Overall, rectifying an issue such as loneliness in one area of life can teach us the tools to address similar issues in other areas. There’s a similarity that exists in the initial approach, before the steps need to be customized to the environment in question.
The initial approach entails breaking down the matter into the steps of realization, analysis, assessment, adjustment, and reassessment. Yes, this may sound formulaic and calls to mind the scientific method, but it works to achieve an objective perspective that can help us undo the approaches to, beliefs in, and causes of our biggest problems.
It may seem cold to take the emotion out of behaviors in leadership, but to begin with a procedural approach in reassessment can temporarily ease the emotional attachment to the result, in order to get the ball rolling and make some progress in development.
We need to think about and see things differently than we might have leading up to the current situation or issue. Albert Einstein said it best: “Problems cannot be solved with the same mind set that created them.” We should step outside of ourselves and our way of thinking, in order to see things (and possibly the path forward) more clearly.

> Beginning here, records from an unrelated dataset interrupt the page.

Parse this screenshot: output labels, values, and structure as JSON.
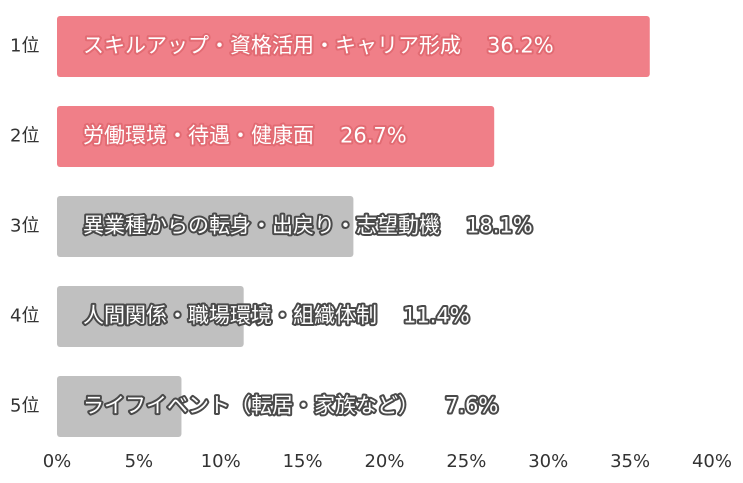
{
  "chart_data": {
    "type": "bar",
    "orientation": "horizontal",
    "categories": [
      "1位",
      "2位",
      "3位",
      "4位",
      "5位"
    ],
    "labels": [
      "スキルアップ・資格活用・キャリア形成",
      "労働環境・待遇・健康面",
      "異業種からの転身・出戻り・志望動機",
      "人間関係・職場環境・組織体制",
      "ライフイベント（転居・家族など）"
    ],
    "values": [
      36.2,
      26.7,
      18.1,
      11.4,
      7.6
    ],
    "value_labels": [
      "36.2%",
      "26.7%",
      "18.1%",
      "11.4%",
      "7.6%"
    ],
    "highlighted": [
      true,
      true,
      false,
      false,
      false
    ],
    "xlim": [
      0,
      40
    ],
    "xticks": [
      "0%",
      "5%",
      "10%",
      "15%",
      "20%",
      "25%",
      "30%",
      "35%",
      "40%"
    ],
    "xtick_values": [
      0,
      5,
      10,
      15,
      20,
      25,
      30,
      35,
      40
    ],
    "grid": false,
    "colors": {
      "highlight": "#f07f88",
      "normal": "#c0c0c0"
    }
  }
}
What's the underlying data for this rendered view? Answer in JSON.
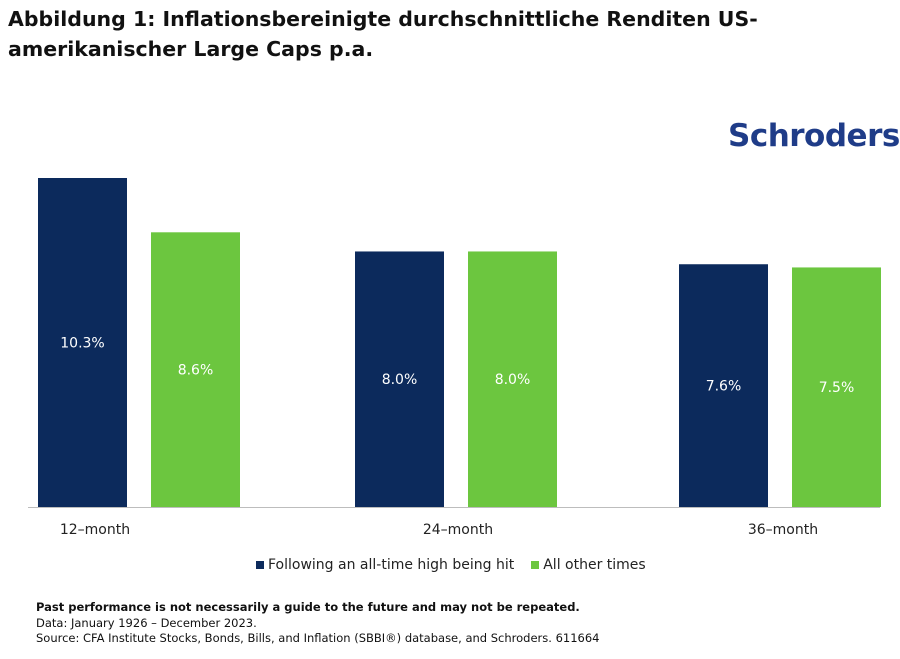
{
  "title": "Abbildung 1: Inflationsbereinigte durchschnittliche Renditen US-amerikanischer Large Caps p.a.",
  "logo": "Schroders",
  "colors": {
    "navy": "#0c2a5c",
    "green": "#6cc63f",
    "logo": "#1f3c88",
    "axis": "#bdbdbd"
  },
  "chart_data": {
    "type": "bar",
    "categories": [
      "12–month",
      "24–month",
      "36–month"
    ],
    "series": [
      {
        "name": "Following an all-time high being hit",
        "values": [
          10.3,
          8.0,
          7.6
        ],
        "labels": [
          "10.3%",
          "8.0%",
          "7.6%"
        ]
      },
      {
        "name": "All other times",
        "values": [
          8.6,
          8.0,
          7.5
        ],
        "labels": [
          "8.6%",
          "8.0%",
          "7.5%"
        ]
      }
    ],
    "ylim": [
      0,
      10.3
    ],
    "grid": false,
    "legend_position": "bottom",
    "data_labels": "inside-center"
  },
  "legend": [
    {
      "label": "Following an all-time high being hit",
      "color": "#0c2a5c"
    },
    {
      "label": "All other times",
      "color": "#6cc63f"
    }
  ],
  "footer": {
    "disclaimer": "Past performance is not necessarily a guide to the future and may not be repeated.",
    "data": "Data: January 1926 – December 2023.",
    "source": "Source: CFA Institute Stocks, Bonds, Bills, and Inflation (SBBI®) database, and Schroders. 611664"
  }
}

None of this advice is to take the place of mental health screening, needs, and treatment, which cannot – and should not – be addressed in coaching sessions. Coaching shouldn’t pass for therapy. It falls on coaches, ethically, to determine when there truly is a need for coaching, whether it’s for leadership or life, and when there might be a need for mental health resolution.
Yes, there are cases when someone needs to address both life and leadership, but coaches need to be able to identify if true leadership coaching is needed — and when. For instance, if someone does need both leadership and mental health help, it is typically best to have the person seek out the mental health side of assistance before beginning the leadership development in their journey.
Mental health is an underpinning and foundation of leadership development. If the mind feels foggy, in general, then it is not optimal for development and growth…yet.
Like anything else, the foundation needs to be stabilized before any progress forward — and up – can be made.